One way for that share to decline is for the capital-output ratio to rise and the elasticity to be above one. This would be a sign of firms increasingly using capital as the return to capital doesn’t decline. Those with capital would increasingly gain (at the expense of labor) by investing their capital. This interpretation is at the heart of Piketty’s “Capital in the Twenty-First Century.”

The other way would be for the elasticity to be below one and the capital-output ratio to be on the decline. This combination would signal an increasing rate of return to capital, but firms would also be hiring labor as the two are complements. But the return to labor wouldn’t be as high as the return to capital, resulting in income shifting more toward capital. This would be the explanation for a declining labor share of income under a traditional neoclassical model of the economy.

According to Lawrence, the data show an elasticity below one, an increasing capital-output ratio, and a declining share of income going to labor (of course, there is still some debate about this). How does Lawrence explain a declining labor share? Lawrence argues that technological growth has increasingly become biased toward labor. This means that the effective capital-output ratio is actually on the decline and is consistent with a declining labor share.

Lawrence’s analysis contends that technology has increasingly gone toward boosting the productivity of labor rather than capital, resulting in a decline in the effective capital-output ratio. This means the return to capital would go up, as would the demand for labor. Increased productivity of labor is like increasing its supply in that a more productive worker can create more of a good in the same amount of time.

Lawrence also argues that low elasticity of substitution between capital and labor is analogous to the demand for labor being inelastic, meaning that the demand curve for labor is downward sloping and very steep. Movement down that curve—via a shift in the labor-supply curve—results in a decrease in wages that is larger than the increase in employment. So while this isn’t exactly what’s going on, the intuition leads to the same end result: a decline in the share of income going to labor.
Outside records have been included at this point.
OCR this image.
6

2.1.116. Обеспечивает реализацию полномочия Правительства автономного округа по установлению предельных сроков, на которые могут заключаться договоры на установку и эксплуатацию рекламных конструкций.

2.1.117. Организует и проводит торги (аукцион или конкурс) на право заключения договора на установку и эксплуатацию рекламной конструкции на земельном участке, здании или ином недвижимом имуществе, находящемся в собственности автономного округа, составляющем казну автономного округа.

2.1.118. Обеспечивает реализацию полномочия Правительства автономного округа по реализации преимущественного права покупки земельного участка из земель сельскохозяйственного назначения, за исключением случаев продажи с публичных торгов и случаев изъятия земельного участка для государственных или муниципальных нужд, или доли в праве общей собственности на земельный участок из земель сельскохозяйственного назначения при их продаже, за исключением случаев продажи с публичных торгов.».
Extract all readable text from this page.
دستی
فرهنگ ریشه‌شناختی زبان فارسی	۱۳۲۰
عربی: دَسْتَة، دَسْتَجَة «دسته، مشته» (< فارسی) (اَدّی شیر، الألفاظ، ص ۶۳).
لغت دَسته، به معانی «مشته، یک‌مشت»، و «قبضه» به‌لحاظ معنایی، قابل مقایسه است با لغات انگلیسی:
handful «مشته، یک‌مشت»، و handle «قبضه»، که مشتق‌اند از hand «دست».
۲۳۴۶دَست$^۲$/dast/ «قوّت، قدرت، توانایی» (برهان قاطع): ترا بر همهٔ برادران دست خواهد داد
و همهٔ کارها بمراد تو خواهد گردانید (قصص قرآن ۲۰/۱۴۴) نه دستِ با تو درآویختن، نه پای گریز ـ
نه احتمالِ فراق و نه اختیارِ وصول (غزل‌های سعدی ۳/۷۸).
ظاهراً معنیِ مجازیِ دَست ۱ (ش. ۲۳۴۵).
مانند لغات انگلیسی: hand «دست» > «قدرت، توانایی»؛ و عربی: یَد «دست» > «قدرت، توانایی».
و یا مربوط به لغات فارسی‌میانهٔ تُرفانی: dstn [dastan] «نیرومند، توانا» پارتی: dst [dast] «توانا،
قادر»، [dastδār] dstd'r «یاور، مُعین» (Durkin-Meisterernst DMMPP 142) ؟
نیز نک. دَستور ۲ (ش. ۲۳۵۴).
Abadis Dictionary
Lawrence’s paper is similar to one by economists Ezra Oberfeld at Princeton University and Devesh Raval at the Federal Trade Commission. They also find a declining share of national income going to labor in the presence of an elasticity of substitution explained by technological growth that favors labor. Understanding why U.S. workers are reaping less of the national share of income, then, requires economists and policymakers alike to examine how labor-enhancing technologies are perhaps just as important as globalization and offshoring, the decline in unionization, and the triumph of capital over labor.